Page:Chénier - Œuvres poétiques, édition Moland, 1889, volume 1.djvu/134

Le texte de cette page a été corrigé et est conforme au fac-similé.

Eh bien ! mon fils, es-tu toujours impitoyable ?
Ton funeste silence est-il inexorable ?
Enfant, tu veux mourir ? Tu veux, dans ses vieux ans,
Laisser ta mère seule avec ses cheveux blancs ?
Tu veux que ce soit moi qui ferme ta paupière ?
Que j’unisse ta cendre à celle de ton père ?
C’est toi qui me devais ces soins religieux,
Et ma tombe attendait tes pleurs et tes adieux.
Parle, parle, mon fils, quel chagrin te consume ?
Les maux qu’on dissimule en ont plus d’amertume.
Ne lèveras-tu point ces yeux appesantis ?

— Ma mère, adieu ; je meurs, et tu n’as plus de fils.
Non, tu n’as plus de fils, ma mère bien-aimée.
Je te perds.
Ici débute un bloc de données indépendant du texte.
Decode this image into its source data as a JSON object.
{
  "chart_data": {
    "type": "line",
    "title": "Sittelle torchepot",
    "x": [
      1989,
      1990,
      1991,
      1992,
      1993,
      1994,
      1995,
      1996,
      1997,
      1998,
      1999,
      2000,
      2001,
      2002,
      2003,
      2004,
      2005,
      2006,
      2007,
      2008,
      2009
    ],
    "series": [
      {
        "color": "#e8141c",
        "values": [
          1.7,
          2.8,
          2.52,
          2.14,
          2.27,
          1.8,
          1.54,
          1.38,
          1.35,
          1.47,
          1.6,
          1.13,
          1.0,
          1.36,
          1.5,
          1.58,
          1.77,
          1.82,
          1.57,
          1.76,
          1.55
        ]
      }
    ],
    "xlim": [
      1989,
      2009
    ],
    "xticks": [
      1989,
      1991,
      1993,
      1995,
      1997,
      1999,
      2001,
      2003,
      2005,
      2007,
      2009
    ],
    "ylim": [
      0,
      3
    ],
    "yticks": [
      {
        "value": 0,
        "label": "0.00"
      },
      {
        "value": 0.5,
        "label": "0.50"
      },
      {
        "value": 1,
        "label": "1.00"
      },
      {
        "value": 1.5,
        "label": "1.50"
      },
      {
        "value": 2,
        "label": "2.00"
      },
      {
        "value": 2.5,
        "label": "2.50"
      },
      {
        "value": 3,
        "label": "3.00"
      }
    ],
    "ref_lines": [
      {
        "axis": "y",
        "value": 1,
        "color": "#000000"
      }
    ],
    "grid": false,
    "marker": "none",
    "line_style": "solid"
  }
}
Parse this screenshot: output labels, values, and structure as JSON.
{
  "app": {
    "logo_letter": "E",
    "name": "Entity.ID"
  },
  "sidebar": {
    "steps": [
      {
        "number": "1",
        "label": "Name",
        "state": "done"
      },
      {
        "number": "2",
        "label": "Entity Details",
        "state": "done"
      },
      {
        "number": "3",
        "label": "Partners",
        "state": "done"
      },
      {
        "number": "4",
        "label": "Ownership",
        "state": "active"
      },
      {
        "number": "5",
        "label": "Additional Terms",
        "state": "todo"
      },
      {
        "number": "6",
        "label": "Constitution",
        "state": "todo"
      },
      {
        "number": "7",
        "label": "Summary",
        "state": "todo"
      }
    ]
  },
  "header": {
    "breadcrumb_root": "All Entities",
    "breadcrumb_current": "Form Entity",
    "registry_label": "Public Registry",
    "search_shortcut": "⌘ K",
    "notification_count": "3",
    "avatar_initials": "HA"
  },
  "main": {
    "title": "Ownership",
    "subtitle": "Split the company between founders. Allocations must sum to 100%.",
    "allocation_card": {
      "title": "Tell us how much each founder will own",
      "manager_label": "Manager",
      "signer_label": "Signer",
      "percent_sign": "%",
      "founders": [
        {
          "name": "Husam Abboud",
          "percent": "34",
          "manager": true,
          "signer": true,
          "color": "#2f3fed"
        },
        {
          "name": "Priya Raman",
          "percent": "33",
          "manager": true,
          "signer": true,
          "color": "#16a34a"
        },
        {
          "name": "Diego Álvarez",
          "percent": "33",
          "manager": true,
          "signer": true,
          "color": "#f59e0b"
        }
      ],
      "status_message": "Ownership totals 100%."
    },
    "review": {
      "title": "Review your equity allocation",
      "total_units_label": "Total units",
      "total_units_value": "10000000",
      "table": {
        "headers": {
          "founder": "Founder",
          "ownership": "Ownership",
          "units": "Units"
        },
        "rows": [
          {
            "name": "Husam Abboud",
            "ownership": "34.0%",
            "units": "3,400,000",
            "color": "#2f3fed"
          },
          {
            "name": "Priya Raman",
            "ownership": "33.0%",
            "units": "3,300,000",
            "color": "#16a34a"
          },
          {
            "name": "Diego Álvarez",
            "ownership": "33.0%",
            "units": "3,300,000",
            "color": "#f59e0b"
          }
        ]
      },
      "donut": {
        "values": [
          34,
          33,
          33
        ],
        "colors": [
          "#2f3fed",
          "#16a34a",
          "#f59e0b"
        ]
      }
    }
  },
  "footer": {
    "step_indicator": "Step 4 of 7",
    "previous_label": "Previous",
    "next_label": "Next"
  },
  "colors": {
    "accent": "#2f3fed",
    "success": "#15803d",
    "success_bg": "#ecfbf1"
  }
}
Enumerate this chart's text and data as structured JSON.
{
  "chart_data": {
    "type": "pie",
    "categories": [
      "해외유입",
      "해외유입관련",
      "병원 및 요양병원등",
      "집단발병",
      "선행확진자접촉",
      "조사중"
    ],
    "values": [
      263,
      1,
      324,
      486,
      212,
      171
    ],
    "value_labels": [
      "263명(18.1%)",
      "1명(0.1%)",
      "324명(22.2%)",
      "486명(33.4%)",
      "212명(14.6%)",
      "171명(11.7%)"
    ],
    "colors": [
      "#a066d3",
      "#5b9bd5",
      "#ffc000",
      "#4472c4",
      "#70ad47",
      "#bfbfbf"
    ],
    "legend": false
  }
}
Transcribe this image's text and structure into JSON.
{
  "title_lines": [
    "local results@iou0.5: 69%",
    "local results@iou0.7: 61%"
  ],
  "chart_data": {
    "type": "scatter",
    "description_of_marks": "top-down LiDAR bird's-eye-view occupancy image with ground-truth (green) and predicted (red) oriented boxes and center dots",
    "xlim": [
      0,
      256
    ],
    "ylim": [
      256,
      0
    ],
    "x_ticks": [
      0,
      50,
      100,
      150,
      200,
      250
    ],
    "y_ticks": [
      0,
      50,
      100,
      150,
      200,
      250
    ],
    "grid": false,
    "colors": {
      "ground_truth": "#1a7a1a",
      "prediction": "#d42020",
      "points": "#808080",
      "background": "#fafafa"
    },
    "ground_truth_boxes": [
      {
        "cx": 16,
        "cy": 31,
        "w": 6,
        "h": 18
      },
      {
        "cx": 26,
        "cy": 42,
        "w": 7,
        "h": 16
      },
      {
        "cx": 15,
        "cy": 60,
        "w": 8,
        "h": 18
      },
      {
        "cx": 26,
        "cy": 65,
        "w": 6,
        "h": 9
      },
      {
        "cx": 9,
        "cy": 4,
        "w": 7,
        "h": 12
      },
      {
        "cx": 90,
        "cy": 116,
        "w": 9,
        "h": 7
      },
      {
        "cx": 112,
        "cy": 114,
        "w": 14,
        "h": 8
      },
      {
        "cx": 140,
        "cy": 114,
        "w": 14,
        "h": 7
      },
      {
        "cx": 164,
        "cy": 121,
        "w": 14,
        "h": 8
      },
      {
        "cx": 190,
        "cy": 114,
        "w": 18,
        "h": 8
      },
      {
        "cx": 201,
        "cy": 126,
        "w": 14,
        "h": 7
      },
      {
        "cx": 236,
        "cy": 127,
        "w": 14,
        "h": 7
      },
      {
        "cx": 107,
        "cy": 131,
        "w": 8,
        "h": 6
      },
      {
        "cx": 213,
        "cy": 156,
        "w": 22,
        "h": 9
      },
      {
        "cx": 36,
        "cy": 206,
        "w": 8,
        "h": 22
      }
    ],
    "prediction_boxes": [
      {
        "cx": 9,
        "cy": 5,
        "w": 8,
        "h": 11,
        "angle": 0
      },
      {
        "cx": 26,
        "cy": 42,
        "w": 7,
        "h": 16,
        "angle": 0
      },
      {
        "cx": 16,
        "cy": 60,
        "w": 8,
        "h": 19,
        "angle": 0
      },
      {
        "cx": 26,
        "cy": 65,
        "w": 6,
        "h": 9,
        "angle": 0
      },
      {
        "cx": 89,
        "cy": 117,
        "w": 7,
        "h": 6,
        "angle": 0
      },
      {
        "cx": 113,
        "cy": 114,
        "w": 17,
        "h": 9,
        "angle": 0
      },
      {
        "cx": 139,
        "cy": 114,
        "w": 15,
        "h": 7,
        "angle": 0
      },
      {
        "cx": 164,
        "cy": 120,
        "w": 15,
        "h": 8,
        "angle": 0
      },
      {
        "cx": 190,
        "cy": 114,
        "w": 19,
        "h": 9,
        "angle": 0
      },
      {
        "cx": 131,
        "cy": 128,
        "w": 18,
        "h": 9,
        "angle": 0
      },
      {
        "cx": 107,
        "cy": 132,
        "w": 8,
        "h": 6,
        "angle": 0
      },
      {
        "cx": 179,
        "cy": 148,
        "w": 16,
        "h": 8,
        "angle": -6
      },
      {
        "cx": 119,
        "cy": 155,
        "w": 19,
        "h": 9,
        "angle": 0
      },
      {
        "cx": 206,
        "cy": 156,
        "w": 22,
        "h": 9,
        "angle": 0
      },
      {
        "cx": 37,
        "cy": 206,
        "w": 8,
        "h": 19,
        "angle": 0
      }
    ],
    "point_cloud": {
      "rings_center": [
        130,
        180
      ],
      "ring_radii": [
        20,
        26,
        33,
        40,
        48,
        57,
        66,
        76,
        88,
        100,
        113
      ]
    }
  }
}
Une plaie ardente, envenimée,
Me ronge ; avec effort je respire, et je crois
Chaque fois respirer pour la dernière fois,
Je ne parlerai pas. Adieu ; ce lit me blesse,
Ce tapis qui me couvre accable ma faiblesse ;
Tout me pèse et me lasse. Aide-moi, je me meurs.
Tourne-moi sur le flanc. Ah ! j’expire ! ô douleurs !

— Tiens, mon unique enfant, mon fils, prends ce breuvage,
Sa chaleur te rendra ta force et ton courage.
La mauve, le dictame ont, avec les pavots,
Mêle leurs sucs puissants qui donnent le repos :
Sur le vase bouillant, attendrie à mes larme,
Une Thessalienne a composé des charmes.
Ton corps débile a vu trois retours du soleil
Sans connaître Cérès, ni tes yeux le sommeil.